Here's a little quick sketch that I did of a pontificating fellow.
It was done in with an ebony pencil with plain copy paper.
Never underestimate the power of copy paper for pencil drawings...it's a great drawing surface for a couple of dollars per ream!
If you've noticed, I haven't posted a whole lot of cleaned up drawings in the past. The reason is simple; there's a power to the ruff sketch that comes right out of the imagination onto a clean sheet of paper. There's going to be a bunch of imperfections, but the power of the lines and the raw attitude of the pose makes it much more interesting to me than a labored over clean up. Besides, I can rough out a pose like this in a minute or two whereas a clean up will take me much much longer to lock down.
Bottomline, I'm able to post quick sketches much more frequently.
To this day, I learn a whole lot from rough drawings. It's almost like you can see how the artist approached the sketch. There's something about a really great ruff sketch that gets me totally enthused. The vitality of the drawing really takes over and makes the thing alive!
Now don't get me wrong...a really well done finished drawing can also be terrific...with the emphasis on 'can be'. But the truth is, some clean ups are merely adequate, and lose all the flavor of the original rough drawing because the rough is traced.
A direct tracing with a clean sheet of paper over the original almost always loses something in the process. Unless you have a master artist doing the clean ups!
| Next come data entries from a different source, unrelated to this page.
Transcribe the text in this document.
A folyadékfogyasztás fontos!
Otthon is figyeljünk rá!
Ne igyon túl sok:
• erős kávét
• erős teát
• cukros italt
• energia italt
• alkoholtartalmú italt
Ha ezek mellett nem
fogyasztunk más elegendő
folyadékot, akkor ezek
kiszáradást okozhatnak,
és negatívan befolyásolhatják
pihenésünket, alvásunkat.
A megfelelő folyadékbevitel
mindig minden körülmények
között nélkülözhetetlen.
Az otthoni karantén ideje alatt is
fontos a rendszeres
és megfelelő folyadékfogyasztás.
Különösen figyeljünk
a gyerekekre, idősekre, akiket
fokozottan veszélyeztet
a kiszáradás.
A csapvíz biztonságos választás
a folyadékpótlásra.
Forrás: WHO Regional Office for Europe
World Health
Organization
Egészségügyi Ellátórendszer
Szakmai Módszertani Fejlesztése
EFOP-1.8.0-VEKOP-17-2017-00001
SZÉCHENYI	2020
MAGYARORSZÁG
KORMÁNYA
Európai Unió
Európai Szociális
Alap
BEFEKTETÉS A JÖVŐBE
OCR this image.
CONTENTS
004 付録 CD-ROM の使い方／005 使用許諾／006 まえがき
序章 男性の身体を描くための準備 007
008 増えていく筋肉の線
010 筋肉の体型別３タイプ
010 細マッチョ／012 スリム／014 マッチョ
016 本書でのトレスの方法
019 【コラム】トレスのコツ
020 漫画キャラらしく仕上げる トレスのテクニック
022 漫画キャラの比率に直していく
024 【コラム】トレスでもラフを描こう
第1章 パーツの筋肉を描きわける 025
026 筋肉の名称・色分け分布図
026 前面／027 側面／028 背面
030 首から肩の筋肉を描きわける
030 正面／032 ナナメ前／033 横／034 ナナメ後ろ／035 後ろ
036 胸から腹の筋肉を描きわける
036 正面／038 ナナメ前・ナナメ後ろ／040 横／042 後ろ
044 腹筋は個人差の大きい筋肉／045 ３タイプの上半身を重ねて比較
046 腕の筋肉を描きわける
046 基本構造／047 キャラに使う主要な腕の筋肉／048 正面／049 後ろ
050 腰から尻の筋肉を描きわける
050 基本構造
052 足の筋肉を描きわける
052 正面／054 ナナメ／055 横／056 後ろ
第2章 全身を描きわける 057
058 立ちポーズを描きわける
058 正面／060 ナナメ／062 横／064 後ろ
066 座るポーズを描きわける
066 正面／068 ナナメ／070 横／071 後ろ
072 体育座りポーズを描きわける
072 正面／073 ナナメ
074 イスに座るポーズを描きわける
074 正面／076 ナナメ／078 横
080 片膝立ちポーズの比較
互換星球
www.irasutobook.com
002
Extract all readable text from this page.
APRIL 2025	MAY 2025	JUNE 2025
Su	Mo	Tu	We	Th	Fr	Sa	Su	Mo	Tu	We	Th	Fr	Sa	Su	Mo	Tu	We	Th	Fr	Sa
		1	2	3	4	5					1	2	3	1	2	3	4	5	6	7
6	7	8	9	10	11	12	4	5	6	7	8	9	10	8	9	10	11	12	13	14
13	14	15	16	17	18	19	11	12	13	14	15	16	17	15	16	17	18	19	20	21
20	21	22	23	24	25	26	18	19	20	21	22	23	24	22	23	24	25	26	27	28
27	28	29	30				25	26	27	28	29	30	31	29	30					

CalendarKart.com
When a great clean up artist is at work, he or she enhances the original rough by redrawing it, trying to plus the original.
I've worked with a few clean up artists over the years and some of them should have been animating because they were just that good. But they preferred working in the trenches because they did their jobs well and didn't have to worry about producing 7 feet of quality animation in a week. Thank god that we had these people content in their jobs because they made the character animators look sensational!
Anyway, getting back to the rough drawing above, a friend commented to me that this drawing wasn't all that rough. His point was that most of the detail was there and locked down in single lines.
Well, I've done ruffs that resemble lollipops with scribbles for legs and I've done drawings that have many of the elements close to locked down. But even with a drawing that appears to be close to done, there's still things that I would like to add or change before I finalize it.
OH by the way, I did this drawing today...not in 01 as I mistakenly scribbled on the bottom.